Pearson r is sensitive to outliers because it is calculated from the raw values. A handful of extremely long files will pull the regression line toward them and inflate r, giving the impression of a stronger or weaker linear relationship than exists for the majority of files. Spearman r replaces raw values with ranks, so those giant files simply become "the largest" rather than values 100 times bigger than everything else. Spearman is more reliable here because it describes the relationship across the full distribution rather than being dominated by the extreme tail.
Exercises
Spearman vs. Pearson
Compute the Spearman rank correlation between lines-per-file and functions-per-file for
both the Python and JavaScript datasets using scipy.stats.spearmanr. Compare each
Spearman value to the corresponding Pearson r. For which language does the gap between
the two measures suggest the relationship is driven by outliers? Describe the
characteristics of a file for which Spearman would be substantially more reliable than
Pearson, and explain why in terms of what each measure actually computes.
Regression interpretation
Fit a linear regression of functions-per-file on lines-per-file for the Python dataset
using scipy.stats.linregress. Report the slope, intercept, and R². Use the model to
predict the number of functions in a 500-line file. Then explain in two sentences whether
you trust that prediction, considering both the R² value and the range of file sizes in
the training data.
In-sample vs. out-of-sample R²
Split the Python dataset in half randomly (use a fixed random seed so your results are reproducible). Fit the linear regression on the first half and compute R² for both halves: once on the data you trained on (in-sample) and once on the data you held out (out-of-sample). Report both values. Explain in two sentences what the difference between them reveals about whether the model is overfitting to the training data.
Large-file sensitivity
Compute Pearson r between lines-per-file and functions-per-file for the Python dataset. Then remove all files with more than 1,000 lines and compute it again on the remaining data. Report both values. Write two sentences explaining whether the correlation is driven by large files and what this implies about using a single r to summarize the relationship across the full dataset.
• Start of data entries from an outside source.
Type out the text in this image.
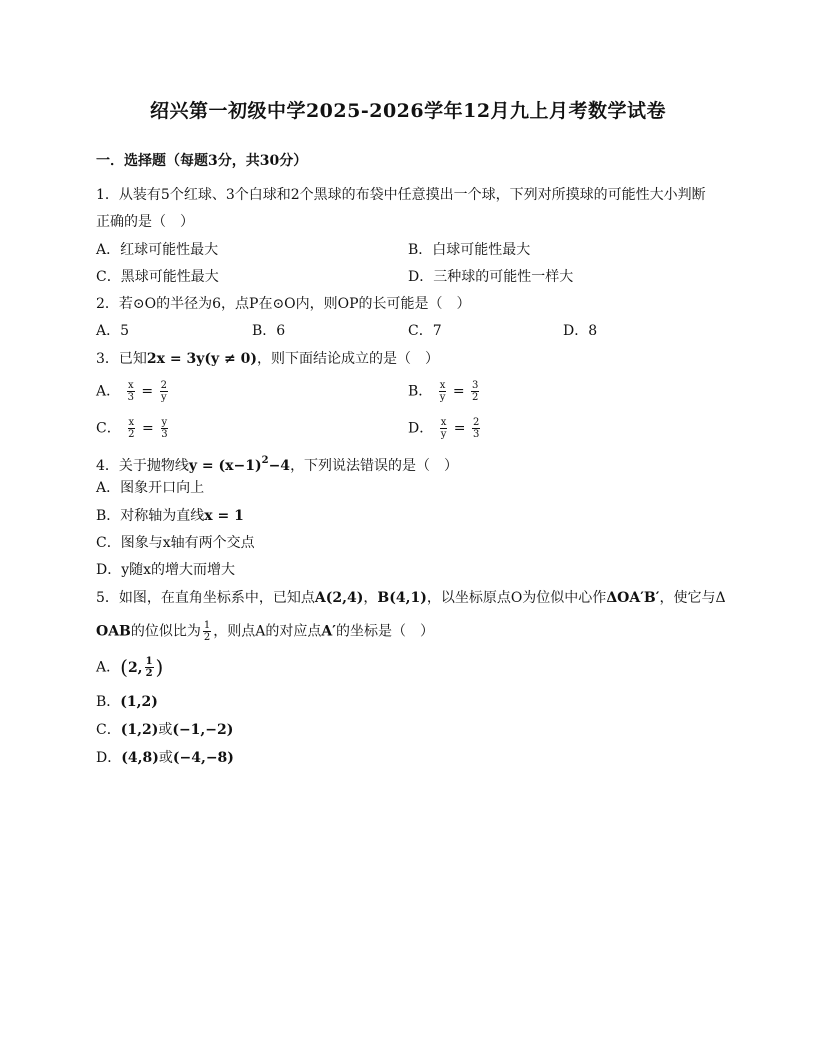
绍兴第一初级中学2025-2026学年12月九上月考数学试卷
一．选择题（每题3分，共30分）
1．从装有5个红球、3个白球和2个黑球的布袋中任意摸出一个球，下列对所摸球的可能性大小判断
正确的是（　）
A．红球可能性最大	B．白球可能性最大
C．黑球可能性最大	D．三种球的可能性一样大
2．若⊙O的半径为6，点P在⊙O内，则OP的长可能是（　）
A．5	B．6	C．7	D．8
3．已知2x = 3y(y ≠ 0)，则下面结论成立的是（　）
A． $\frac{x}{3} = \frac{2}{y}$	B． $\frac{x}{y} = \frac{3}{2}$
C． $\frac{x}{2} = \frac{y}{3}$	D． $\frac{x}{y} = \frac{2}{3}$
4．关于抛物线$y = (x-1)^2-4$，下列说法错误的是（　）
A．图象开口向上
B．对称轴为直线x = 1
C．图象与x轴有两个交点
D．y随x的增大而增大
5．如图，在直角坐标系中，已知点A(2,4)，B(4,1)，以坐标原点O为位似中心作ΔOA′B′，使它与Δ
OAB的位似比为 $\frac{1}{2}$ ，则点A的对应点A′的坐标是（　）
A．(2, $\frac{1}{2}$ )
B．(1,2)
C．(1,2)或(−1,−2)
D．(4,8)或(−4,−8)
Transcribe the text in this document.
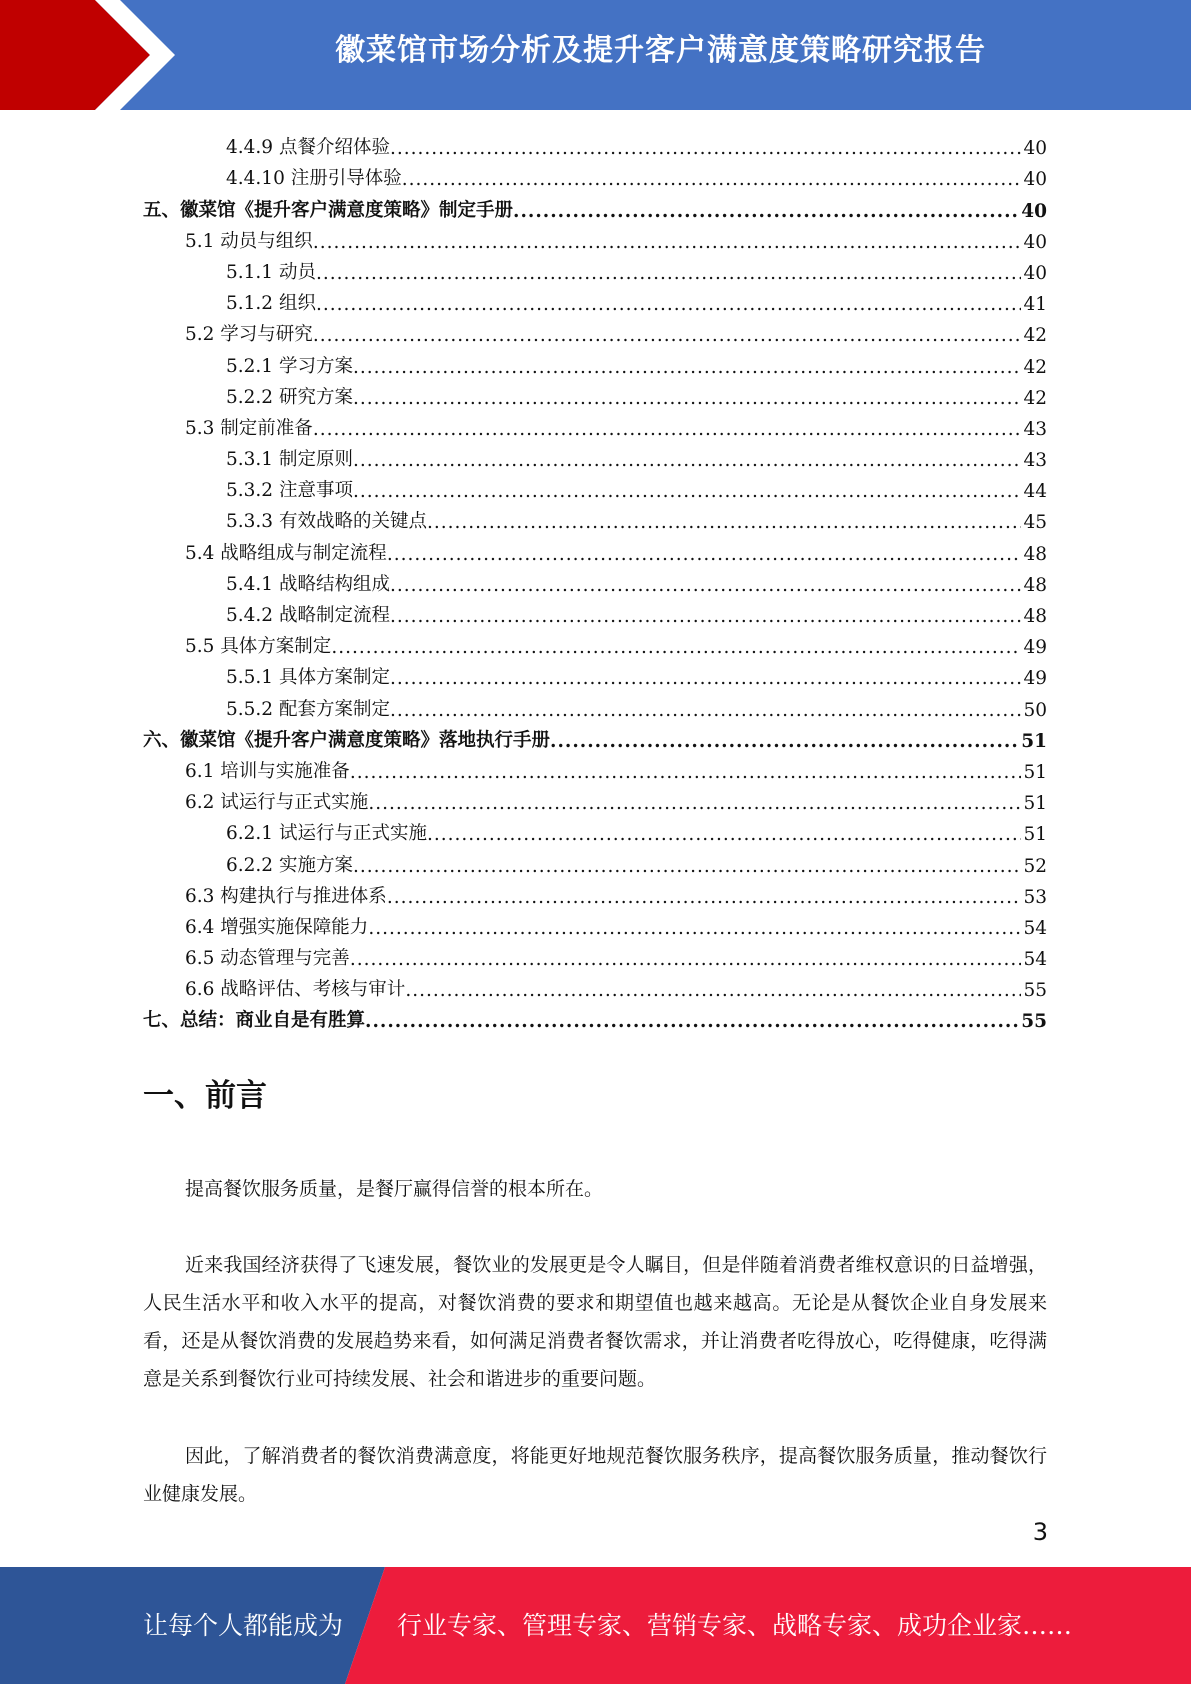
徽菜馆市场分析及提升客户满意度策略研究报告
4.4.9 点餐介绍体验 .....	40
4.4.10 注册引导体验 .....	40
五、徽菜馆《提升客户满意度策略》制定手册 .....	40
5.1 动员与组织 .....	40
5.1.1 动员 .....	40
5.1.2 组织 .....	41
5.2 学习与研究 .....	42
5.2.1 学习方案 .....	42
5.2.2 研究方案 .....	42
5.3 制定前准备 .....	43
5.3.1 制定原则 .....	43
5.3.2 注意事项 .....	44
5.3.3 有效战略的关键点 .....	45
5.4 战略组成与制定流程 .....	48
5.4.1 战略结构组成 .....	48
5.4.2 战略制定流程 .....	48
5.5 具体方案制定 .....	49
5.5.1 具体方案制定 .....	49
5.5.2 配套方案制定 .....	50
六、徽菜馆《提升客户满意度策略》落地执行手册 .....	51
6.1 培训与实施准备 .....	51
6.2 试运行与正式实施 .....	51
6.2.1 试运行与正式实施 .....	51
6.2.2 实施方案 .....	52
6.3 构建执行与推进体系 .....	53
6.4 增强实施保障能力 .....	54
6.5 动态管理与完善 .....	54
6.6 战略评估、考核与审计 .....	55
七、总结：商业自是有胜算 .....	55
一、前言

提高餐饮服务质量，是餐厅赢得信誉的根本所在。

近来我国经济获得了飞速发展，餐饮业的发展更是令人瞩目，但是伴随着消费者维权意识的日益增强，人民生活水平和收入水平的提高，对餐饮消费的要求和期望值也越来越高。无论是从餐饮企业自身发展来看，还是从餐饮消费的发展趋势来看，如何满足消费者餐饮需求，并让消费者吃得放心，吃得健康，吃得满意是关系到餐饮行业可持续发展、社会和谐进步的重要问题。

因此，了解消费者的餐饮消费满意度，将能更好地规范餐饮服务秩序，提高餐饮服务质量，推动餐饮行业健康发展。

3
让每个人都能成为 行业专家、管理专家、营销专家、战略专家、成功企业家……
Heteroscedasticity and transformation
After fitting the linear regression on the Python data, plot the residuals against the
predicted values using Altair. Describe in one sentence whether the plot shows a fan
shape. If it does, re-fit the model after applying a log transformation to both variables
(use pl.col("lines").log() and pl.col("functions").log()) and compare the residual
plots before and after. Explain in one sentence why log-transforming both variables can
reduce heteroscedasticity in file-size data.